Kau yang tadinya masih duduk termangu di pinggir etalase jendela mendadak bangkit berdiri dan tersenyum lebar. Seseorang yang sedari tadi kau bincangkan kini tiba di bibir pintu. Dengan senyum khasnya, ia menyapamu, sembari menyelipkan lagi bingkisan kecil yang kuyakin adalah coklat beku.
Kau tersenyum. Lalu mempersilakannya duduk. Dan diayang kubenci mulai mengajakmu berbincang. Mula-mula dia menanyakan kabarmu lalu keadaan keluargamu. Lalu dia mengusik hobimu, kebiasaanmu di waktu luang, dan berakhir dengan kegiatanmu di akhir pekan. Aku tahu semua basa-basi ini akan menjurus ke arah mana. Namun sayang, aku tak mungkin mencegahnya. Dan terjadilah. Permintaan yang tak kusangka akan membuat matamu dua kali lebih berbinar dan senyum dibibirmu dua kali lebih lebar—permintaan untuk berkencan.
Tiga jam setelahnya.
Kau mulai sibuk melayani pelanggan, sedangkan dia sibuk memerhatikan. Satu dua kali dia berinisiatif membantu. Di lain waktu dia lebih sering mengajakmu bercerita—tentang kehidupanmu, rutinitasmu, dan segala daftar keinginanmu. Mungkin, besok atau lusa, dia akan datang kembali sembari membawa bingkisan lain yang kau idam-idamkan.
Semenjak dia rutin datang kemari, aku seringkali mengutuki jati diriku sebagai laki-laki. Jika saja aku dilahirkan menjadi seorang wanita. Mungkin aku tak perlu tersiksa ketika melihatmu berjalan bersamanya. Mungkin aku bisa menjadi teman curhatmu yang mengeluhkan banyak hal tentang seorang pria. Mungkin kita bisa menghabiskan waktu dengan bercanda, saling mendengarkan cerita dan menghibur sesama.
Namun garis takdir melahirkanku sebagai seorang lelaki. Menjadi kodratku untuk menyukai dan mencintai seorang gadis sepertimu. Kodratku juga untuk membuat obrolan manis serta menghadiahkan setangkai mawar untukmu.

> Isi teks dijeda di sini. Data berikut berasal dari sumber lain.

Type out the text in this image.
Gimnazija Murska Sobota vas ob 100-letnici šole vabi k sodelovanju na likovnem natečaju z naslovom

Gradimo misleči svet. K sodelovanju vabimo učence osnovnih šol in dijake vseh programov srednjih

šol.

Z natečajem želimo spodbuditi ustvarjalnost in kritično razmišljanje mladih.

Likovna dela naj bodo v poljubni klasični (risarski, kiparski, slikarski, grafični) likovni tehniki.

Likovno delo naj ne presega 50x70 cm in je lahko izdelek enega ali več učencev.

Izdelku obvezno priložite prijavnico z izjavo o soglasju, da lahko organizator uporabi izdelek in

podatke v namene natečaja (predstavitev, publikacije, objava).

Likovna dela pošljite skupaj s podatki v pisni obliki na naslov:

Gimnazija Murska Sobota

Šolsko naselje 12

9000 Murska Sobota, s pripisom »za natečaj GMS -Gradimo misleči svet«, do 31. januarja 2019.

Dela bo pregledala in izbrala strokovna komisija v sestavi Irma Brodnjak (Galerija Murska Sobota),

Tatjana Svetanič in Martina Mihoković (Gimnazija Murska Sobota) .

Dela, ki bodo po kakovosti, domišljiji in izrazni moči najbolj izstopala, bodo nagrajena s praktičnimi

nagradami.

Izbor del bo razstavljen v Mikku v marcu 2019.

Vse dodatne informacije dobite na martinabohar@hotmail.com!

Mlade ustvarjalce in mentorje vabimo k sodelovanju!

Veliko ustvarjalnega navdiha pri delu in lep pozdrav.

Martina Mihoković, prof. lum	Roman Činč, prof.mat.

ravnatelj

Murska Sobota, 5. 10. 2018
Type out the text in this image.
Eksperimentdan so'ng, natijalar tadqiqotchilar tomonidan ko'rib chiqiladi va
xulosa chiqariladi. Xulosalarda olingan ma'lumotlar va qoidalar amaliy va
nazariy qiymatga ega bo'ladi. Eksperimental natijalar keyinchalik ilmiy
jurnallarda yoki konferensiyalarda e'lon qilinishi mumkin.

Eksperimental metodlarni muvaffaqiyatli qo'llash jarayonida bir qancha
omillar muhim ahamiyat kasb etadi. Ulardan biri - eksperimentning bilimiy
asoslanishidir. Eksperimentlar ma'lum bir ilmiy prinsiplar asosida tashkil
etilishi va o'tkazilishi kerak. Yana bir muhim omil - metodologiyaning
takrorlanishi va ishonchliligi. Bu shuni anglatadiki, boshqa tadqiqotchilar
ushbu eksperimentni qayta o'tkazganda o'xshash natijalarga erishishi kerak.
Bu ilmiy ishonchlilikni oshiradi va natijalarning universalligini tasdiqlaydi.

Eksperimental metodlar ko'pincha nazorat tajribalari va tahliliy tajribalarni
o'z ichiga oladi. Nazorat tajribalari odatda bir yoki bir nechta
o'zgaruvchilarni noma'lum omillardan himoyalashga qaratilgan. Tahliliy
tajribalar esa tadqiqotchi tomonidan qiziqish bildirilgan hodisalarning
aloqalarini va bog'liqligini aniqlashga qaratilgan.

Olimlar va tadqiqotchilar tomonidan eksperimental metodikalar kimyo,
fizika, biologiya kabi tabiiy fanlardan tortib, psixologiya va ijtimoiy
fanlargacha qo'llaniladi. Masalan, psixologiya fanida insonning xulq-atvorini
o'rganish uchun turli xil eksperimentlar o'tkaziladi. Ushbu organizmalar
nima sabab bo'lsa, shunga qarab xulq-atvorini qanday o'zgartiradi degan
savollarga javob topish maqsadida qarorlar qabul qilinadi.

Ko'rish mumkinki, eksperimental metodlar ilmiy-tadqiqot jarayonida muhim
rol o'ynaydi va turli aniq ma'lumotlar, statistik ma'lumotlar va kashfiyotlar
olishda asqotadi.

Namun ketika dia datang dari balik pintu. Kau tahu, semua garis takdir ini menjadi tak berarti lagi bagiku.
Satu jam terakhir.
Awan putih yang menggantung di angkasa mulai diselimuti jingga. Kau memeriksa sekali lagi dengan seksama. Etalase. Jendela. Lemari. Rak-rak baju. Hingga akhirnya kau memutuskan untuk mengunci pintu dan pulang bersamanya.
Aku?
Aku tetap di sini. Membeku. Meragakan baju.
Ingin sekali aku mengejarmu. Sambil membawakan setangkai mawar atau coklat beku. Namun sekali lagi, aku tak mampu.
Karena aku.
Hanya sesosok mannequin yang terlalu mencintaimu.
Dari balik etalase, 16 Januari 2017.
*mannequin: patung kayu/plastik yang biasa digunakan untuk meragakan baju.